Thüringische Landeszeitung (Gera)
Kämpfen, ohne zu kämpfen
Seit diesem Jahr ist der TSV Eisenberg Ost-Stützpunkt eines besonderen Karate-Verbandes – unter den Augen mehrerer Großmeister
Geht es um Karate, denken viele direkt an Filme aus den Achtzigern. An Karate-Kid Daniel Larusso und Mister Miyagi, oder den Sportler und späteren Hollywoodstar Jean-Claude Van Damme.
Nicht anders war es bei Mario Zeitschel, der die asiatische Kampfkunst seit 1991 in Eisenberg betreibt. „Ich hatte immer den Faible für Asien, speziell für Japan. 1988 begann ich mit Judo, Karate war in der DDR verboten. Nach der Wende hat mich dieser Sport gepackt und bis heute nicht wieder losgelassen“, so der 46-jährige Träger des zweiten Dans. Damals entstand ein regelrechter Karate-Boom, auch in Eisenberg. Beim hiesigen Turn- und Sportverein (TSV) wurde eine Abteilung Karate gegründet – mit zwischenzeitlich über 200 Mitgliedern. Alle sind sie nicht geblieben, Mario Zeitschel schon.
Bis 1996 nahm er im klassischen Karate am Wettkampfsport teil. Mit 18 Jahren legte er zudem seine CTrainer-Lizenz ab. Dann wurde es ruhiger um den Eisenberger. Bis 2008, als Mario Zeitschel und andere Abteilungsmitglieder ein Seminar von Karate-Großmeister Benjamin Cem Gencoglu besuchten: „Ben und sein Verband Okuden Circle zeigten uns Sichtweisen, die wir bisher so nicht kannten.“
Kyusho Jutsu heißt diese Art des Karate.
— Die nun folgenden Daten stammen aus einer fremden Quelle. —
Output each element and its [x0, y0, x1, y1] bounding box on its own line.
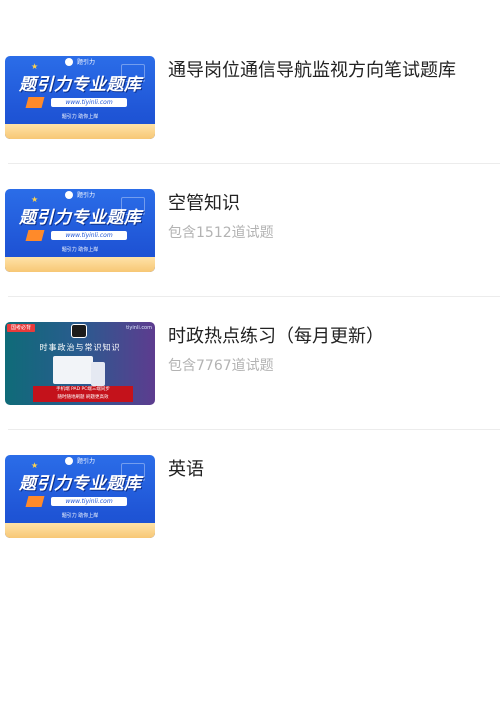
thumb-headline: 题引力专业题库 — [19, 75, 142, 95]
thumb-headline: 时事政治与常识知识 — [39, 343, 121, 352]
thumbnail: 国考必背 tiyinli.com 时事政治与常识知识 手机端 PAD PC端三端… — [5, 322, 155, 405]
list-item[interactable]: 题引力 ★ 题引力专业题库 www.tiyinli.com 题引力 助你上岸 空… — [0, 189, 500, 297]
item-title[interactable]: 英语 — [168, 457, 490, 483]
divider — [8, 429, 500, 430]
thumbnail: 题引力 ★ 题引力专业题库 www.tiyinli.com 题引力 助你上岸 — [5, 455, 155, 538]
pencil-icon — [25, 496, 45, 507]
thumb-footer — [5, 124, 155, 139]
thumb-footer-line1: 手机端 PAD PC端三端同步 — [56, 387, 110, 392]
thumb-url: www.tiyinli.com — [51, 231, 127, 240]
thumb-url: www.tiyinli.com — [51, 98, 127, 107]
question-bank-list: 题引力 ★ 题引力专业题库 www.tiyinli.com 题引力 助你上岸 通… — [0, 0, 500, 538]
brand-logo-icon — [65, 191, 73, 199]
brand-logo-icon — [65, 58, 73, 66]
thumbnail: 题引力 ★ 题引力专业题库 www.tiyinli.com 题引力 助你上岸 — [5, 189, 155, 272]
divider — [8, 296, 500, 297]
item-title[interactable]: 空管知识 — [168, 191, 490, 217]
thumb-tagline: 题引力 助你上岸 — [61, 513, 99, 519]
thumb-footer — [5, 257, 155, 272]
brand-name: 题引力 — [77, 458, 96, 465]
thumb-tagline: 题引力 助你上岸 — [61, 247, 99, 253]
list-item[interactable]: 国考必背 tiyinli.com 时事政治与常识知识 手机端 PAD PC端三端… — [0, 322, 500, 430]
thumb-footer: 手机端 PAD PC端三端同步 随时随地刷题 刷题更高效 — [33, 386, 133, 402]
pencil-icon — [25, 230, 45, 241]
thumb-url: www.tiyinli.com — [51, 497, 127, 506]
list-item[interactable]: 题引力 ★ 题引力专业题库 www.tiyinli.com 题引力 助你上岸 英… — [0, 455, 500, 538]
item-title[interactable]: 时政热点练习（每月更新） — [168, 324, 490, 350]
pencil-icon — [25, 97, 45, 108]
thumb-headline: 题引力专业题库 — [19, 474, 142, 494]
phone-icon — [91, 362, 105, 386]
laptop-icon — [53, 356, 93, 384]
thumb-tagline: 题引力 助你上岸 — [61, 114, 99, 120]
thumbnail: 题引力 ★ 题引力专业题库 www.tiyinli.com 题引力 助你上岸 — [5, 56, 155, 139]
item-subtitle: 包含1512道试题 — [168, 225, 274, 241]
thumb-footer-line2: 随时随地刷题 刷题更高效 — [57, 395, 109, 400]
list-item[interactable]: 题引力 ★ 题引力专业题库 www.tiyinli.com 题引力 助你上岸 通… — [0, 56, 500, 164]
item-title[interactable]: 通导岗位通信导航监视方向笔试题库 — [168, 58, 490, 84]
brand-name: 题引力 — [77, 59, 96, 66]
thumb-site: tiyinli.com — [126, 325, 152, 331]
brand-logo-icon — [65, 457, 73, 465]
divider — [8, 163, 500, 164]
item-subtitle: 包含7767道试题 — [168, 358, 274, 374]
brand-name: 题引力 — [77, 192, 96, 199]
thumb-badge: 国考必背 — [7, 324, 36, 332]
thumb-footer — [5, 523, 155, 538]
thumb-headline: 题引力专业题库 — [19, 208, 142, 228]
brand-logo-icon — [71, 324, 87, 338]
Im Fokus steht die Arbeit mit inneren Prinzipien – körperliche Strukturen, die Atmung, Psychologie. Eben die unmittelbare Verbindung von Körper und Geist.
Daneben spielen auch klassische Module wie Hebel, Schlagen/Greifen/Treten oder Takedowns eine Rolle. Ben Cem Gencoglu fungiert als Verbandsvorsitzender mit 8. Dan und ist Meisterschüler des angesehenen chief instructor im Kyusho Jutsu, dem US-Amerikaner James E. Corn (10. Dan). Beide Großmeister waren jüngst Ehrengäste
bei einem überregionalen Kampfkunstlehrgang in Eisenberg. Insgesamt 60 bundesweite Vertreter unterschiedlicher Kampfsportarten nahmen sich dem Thema Nervendruckpunkte am Beispiel von Kyusho Jutsu und Okinawa-Karate an.
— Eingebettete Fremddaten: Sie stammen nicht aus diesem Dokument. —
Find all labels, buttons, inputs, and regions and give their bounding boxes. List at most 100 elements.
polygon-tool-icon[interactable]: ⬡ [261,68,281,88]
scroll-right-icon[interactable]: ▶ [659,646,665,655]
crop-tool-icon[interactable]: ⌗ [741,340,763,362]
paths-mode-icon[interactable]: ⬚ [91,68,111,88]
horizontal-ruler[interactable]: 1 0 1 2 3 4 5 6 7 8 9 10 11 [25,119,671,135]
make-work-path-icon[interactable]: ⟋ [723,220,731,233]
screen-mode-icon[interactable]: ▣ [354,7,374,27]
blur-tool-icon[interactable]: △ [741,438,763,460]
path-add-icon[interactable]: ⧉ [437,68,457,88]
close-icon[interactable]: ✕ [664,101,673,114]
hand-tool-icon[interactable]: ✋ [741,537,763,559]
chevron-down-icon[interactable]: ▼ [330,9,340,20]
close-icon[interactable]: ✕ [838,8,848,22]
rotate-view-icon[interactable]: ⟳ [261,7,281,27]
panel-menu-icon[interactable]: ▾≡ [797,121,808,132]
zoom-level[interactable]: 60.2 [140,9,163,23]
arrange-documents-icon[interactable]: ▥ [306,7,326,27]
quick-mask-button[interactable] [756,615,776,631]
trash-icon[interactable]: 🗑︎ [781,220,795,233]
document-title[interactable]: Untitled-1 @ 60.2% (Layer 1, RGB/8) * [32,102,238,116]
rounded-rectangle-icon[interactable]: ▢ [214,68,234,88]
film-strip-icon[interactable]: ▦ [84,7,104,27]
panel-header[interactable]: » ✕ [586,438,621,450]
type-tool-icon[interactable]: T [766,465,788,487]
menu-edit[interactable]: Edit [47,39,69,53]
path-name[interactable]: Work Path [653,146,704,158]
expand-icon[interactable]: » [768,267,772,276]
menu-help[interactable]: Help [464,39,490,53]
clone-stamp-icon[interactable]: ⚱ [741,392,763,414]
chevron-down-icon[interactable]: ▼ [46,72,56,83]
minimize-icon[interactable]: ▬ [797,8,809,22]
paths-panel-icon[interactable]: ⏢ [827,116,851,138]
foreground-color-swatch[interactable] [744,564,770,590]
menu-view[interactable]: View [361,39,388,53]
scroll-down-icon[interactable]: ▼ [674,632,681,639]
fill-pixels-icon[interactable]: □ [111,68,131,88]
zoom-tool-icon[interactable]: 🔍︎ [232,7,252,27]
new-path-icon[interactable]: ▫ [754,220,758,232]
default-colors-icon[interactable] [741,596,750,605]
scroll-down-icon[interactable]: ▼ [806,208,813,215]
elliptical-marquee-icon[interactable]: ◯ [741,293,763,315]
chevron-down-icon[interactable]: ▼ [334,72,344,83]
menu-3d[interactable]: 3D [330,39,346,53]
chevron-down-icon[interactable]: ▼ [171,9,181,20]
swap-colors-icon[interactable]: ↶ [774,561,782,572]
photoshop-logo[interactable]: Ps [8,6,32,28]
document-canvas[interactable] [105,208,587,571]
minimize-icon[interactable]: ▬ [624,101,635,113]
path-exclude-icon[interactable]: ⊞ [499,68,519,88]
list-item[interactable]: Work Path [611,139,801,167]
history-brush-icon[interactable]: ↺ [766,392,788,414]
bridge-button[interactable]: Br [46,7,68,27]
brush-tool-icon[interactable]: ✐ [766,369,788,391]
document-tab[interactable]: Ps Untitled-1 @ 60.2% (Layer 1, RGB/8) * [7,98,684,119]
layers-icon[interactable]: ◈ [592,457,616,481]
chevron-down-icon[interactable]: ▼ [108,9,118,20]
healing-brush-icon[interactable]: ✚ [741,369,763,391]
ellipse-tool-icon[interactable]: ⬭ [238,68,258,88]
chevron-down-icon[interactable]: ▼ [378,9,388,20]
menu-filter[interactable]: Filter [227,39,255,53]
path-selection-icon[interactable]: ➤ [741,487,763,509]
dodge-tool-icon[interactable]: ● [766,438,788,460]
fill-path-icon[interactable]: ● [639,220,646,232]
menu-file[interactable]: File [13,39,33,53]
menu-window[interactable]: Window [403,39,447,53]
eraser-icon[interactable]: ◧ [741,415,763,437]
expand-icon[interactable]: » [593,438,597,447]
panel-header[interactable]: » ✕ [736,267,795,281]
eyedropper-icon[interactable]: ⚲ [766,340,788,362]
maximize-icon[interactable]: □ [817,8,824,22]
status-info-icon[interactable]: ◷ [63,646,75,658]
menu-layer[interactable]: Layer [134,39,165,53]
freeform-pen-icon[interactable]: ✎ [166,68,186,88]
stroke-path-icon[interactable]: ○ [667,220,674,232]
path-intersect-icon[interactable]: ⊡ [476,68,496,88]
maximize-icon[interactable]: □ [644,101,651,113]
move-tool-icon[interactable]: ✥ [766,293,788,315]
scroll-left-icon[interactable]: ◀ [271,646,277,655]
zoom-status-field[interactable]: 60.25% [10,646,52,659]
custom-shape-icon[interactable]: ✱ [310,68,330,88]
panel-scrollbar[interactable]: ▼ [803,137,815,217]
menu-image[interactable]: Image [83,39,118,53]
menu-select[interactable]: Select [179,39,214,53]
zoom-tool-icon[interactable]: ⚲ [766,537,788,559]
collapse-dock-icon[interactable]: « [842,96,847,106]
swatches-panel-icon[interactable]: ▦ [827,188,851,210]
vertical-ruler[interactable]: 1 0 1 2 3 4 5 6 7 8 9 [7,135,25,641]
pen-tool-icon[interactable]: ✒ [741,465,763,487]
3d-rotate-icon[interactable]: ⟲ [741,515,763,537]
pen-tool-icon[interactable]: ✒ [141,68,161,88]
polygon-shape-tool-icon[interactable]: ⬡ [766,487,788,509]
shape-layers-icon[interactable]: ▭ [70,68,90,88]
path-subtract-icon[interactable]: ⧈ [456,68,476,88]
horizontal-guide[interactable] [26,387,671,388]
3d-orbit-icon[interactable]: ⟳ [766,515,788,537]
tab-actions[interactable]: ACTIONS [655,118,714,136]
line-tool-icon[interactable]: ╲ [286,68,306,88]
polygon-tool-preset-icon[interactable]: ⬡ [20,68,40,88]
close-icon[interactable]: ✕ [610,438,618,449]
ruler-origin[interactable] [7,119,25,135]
2008 schloss sich der TSV Eisenberg dem Verband von Ben Gencoglu an, seit 2022 ist man zudem Stützpunkt Ost im Okuden-Circle-Verband. Schüler- und Meistergruppen trainieren jeden Monat an einem Wochenende mit Großmeister Ben höchstpersönlich – und das im heimischen Dojo (Trainingsraum) von Stützpunktleiter Mario Zeitschel.
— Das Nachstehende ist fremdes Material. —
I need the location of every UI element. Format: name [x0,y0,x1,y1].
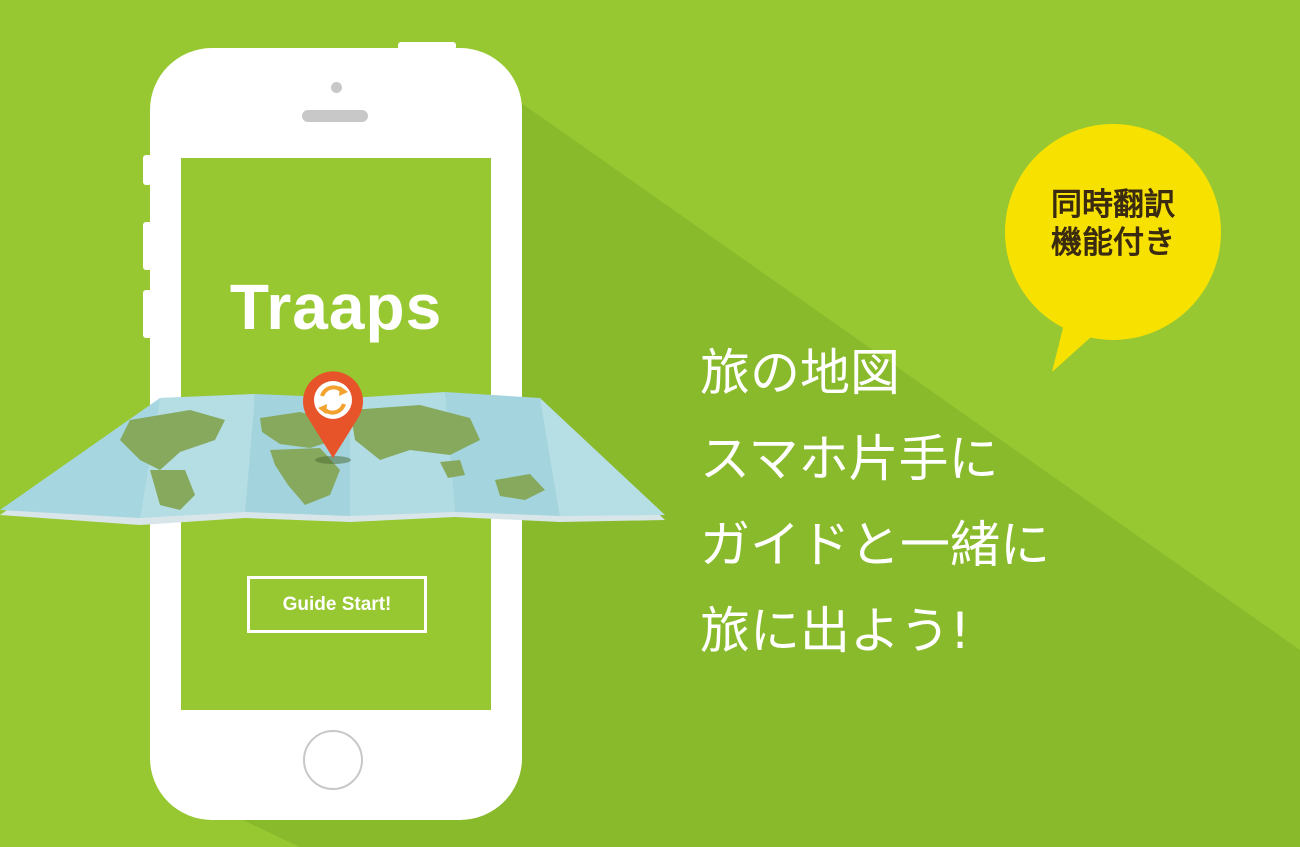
headline-line-2: スマホ片手に [700,430,999,488]
badge-text: 同時翻訳 機能付き [1018,186,1208,262]
speech-bubble [1005,124,1221,372]
headline-line-1: 旅の地図 [700,344,900,402]
badge-line-1: 同時翻訳 [1051,187,1175,223]
headline: 旅の地図 スマホ片手に ガイドと一緒に 旅に出よう! [700,330,1050,674]
headline-line-3: ガイドと一緒に [700,516,1050,574]
badge-line-2: 機能付き [1051,225,1175,261]
headline-line-4: 旅に出よう! [700,602,971,660]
Etwas kleiner geht es in der Nachwuchsgruppe zu. Jeden Donnerstag kann hier von 16.30 bis 17.30 Uhr in der TSV-Vereinsturnhalle in der Goethestraße trainiert werden. Das Ganze nennt sich Kids-Kyusho und ist ab sechs Jahren geeignet.
Derzeit hat die Karate-Abteilung beim TSV um die 20 Mitglieder. Durch die intensivierten Verbandsstrukturen wollen Mario Zeitschel und seine Mitsportler wieder mehr Menschen für die „Faszination Karate“begeistern. „In Internet-Videos werden wir häufig belächelt, da alles so unwirklich aussieht. Aber das ist es nicht. Selbstverteidigung bedeutet auch Selbstbewusstsein“, sagt Mario Zeitschel. Karate ist für ihn ein Stück weit zu kämpfen, ohne zu kämpfen.